茶の湯には、茶入の仕服の結びに「千代久封じ」(真の封じ)と呼ばれる結びが伝わっています。

※出典「くらしを楽しむ 四季の花結び」(淡交社)

この結びは、結び方を知っている人だけが解くことができるという結びです。
現在では、花結びの一つとして遊び心で用いる場合もあるようです。(香木を入れる志野袋にも…)

昔は、持参した茶入の濃茶がすり替えられないように、毒物などをこっそり入れられないように、難しい結びを施すことによって、身の安全を図ったと云われています。
それでも信用できない時は、お茶を点てる段になってから茶入を懐中から取り出して「これで…」と点てさせたとも聞いています…。
武士が権力を争っていた時代のお話です。

「千代久封じ」(真の封じ)については、結びの第一人者である田中年子氏の『花結びと袋もの』(NHK出版)に結び方が詳しく記されています。

封については「茶通箱」のお話も欠かせません。
現在では、茶通箱のお点前は相伝の一つになっていて、箱の扱い(右手・左手の作法)が主な眼目になっています。
昔は茶入を入れた箱を先方に届けるための通いの箱にも用い、矢張り身の安全を図るために、ここぞという位置に印をつけた紙縒り(こより)で箱を結んだりしたようです。

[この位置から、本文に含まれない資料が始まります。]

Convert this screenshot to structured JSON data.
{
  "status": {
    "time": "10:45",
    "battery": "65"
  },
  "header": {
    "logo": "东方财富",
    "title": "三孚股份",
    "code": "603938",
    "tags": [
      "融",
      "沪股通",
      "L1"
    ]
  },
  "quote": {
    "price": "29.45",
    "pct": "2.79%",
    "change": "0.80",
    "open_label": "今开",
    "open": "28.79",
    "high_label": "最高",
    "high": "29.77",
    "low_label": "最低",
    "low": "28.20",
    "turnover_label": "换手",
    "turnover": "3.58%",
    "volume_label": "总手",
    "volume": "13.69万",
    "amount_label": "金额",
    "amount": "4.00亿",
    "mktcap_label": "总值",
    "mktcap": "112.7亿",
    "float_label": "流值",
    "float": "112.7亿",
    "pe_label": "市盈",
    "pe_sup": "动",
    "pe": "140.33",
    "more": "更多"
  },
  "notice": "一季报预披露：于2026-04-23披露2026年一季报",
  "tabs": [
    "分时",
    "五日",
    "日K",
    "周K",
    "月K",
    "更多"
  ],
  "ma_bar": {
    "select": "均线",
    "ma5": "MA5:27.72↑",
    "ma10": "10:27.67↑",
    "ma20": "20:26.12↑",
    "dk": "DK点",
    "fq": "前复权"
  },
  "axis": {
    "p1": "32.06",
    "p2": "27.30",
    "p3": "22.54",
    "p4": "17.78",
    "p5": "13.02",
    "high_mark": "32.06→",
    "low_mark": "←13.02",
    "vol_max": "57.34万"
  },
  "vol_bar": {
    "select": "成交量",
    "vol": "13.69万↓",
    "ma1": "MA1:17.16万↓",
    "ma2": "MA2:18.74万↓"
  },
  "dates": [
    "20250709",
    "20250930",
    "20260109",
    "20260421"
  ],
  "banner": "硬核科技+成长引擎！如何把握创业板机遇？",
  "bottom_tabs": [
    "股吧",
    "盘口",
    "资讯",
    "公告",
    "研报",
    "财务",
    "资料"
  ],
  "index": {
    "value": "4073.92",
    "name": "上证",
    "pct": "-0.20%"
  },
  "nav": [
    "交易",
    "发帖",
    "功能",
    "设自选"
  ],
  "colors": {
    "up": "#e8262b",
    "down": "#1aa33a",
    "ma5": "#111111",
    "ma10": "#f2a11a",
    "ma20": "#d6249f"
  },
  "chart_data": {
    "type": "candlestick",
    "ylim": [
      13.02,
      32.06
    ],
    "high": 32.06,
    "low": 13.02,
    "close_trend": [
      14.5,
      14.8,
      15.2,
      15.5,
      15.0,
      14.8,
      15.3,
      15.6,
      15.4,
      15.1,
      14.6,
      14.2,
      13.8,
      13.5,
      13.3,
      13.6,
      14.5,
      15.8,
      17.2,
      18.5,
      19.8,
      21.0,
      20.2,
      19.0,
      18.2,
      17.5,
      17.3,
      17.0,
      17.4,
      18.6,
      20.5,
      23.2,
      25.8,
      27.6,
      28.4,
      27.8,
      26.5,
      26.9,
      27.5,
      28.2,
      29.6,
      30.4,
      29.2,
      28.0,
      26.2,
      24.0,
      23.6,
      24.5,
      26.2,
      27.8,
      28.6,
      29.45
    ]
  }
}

茶書『南方録』に付属する秘伝には「封の三刀」の秘事が書かれています。
封の三刀の秘事とは、心印を書きつけた紙縒りで茶箱を縛ることによって、封を作法通り切って箱を開けた時、こよりに秘かに付けていた印があるかどうかを確かめれば、箱が事前に開けられたかどうかが解るということのようです。

尤も、現在の「茶通箱」のお点前には、箱を結ぶ紙縒りなどは無くて、専ら右手・左手の手順などが問われているようです…。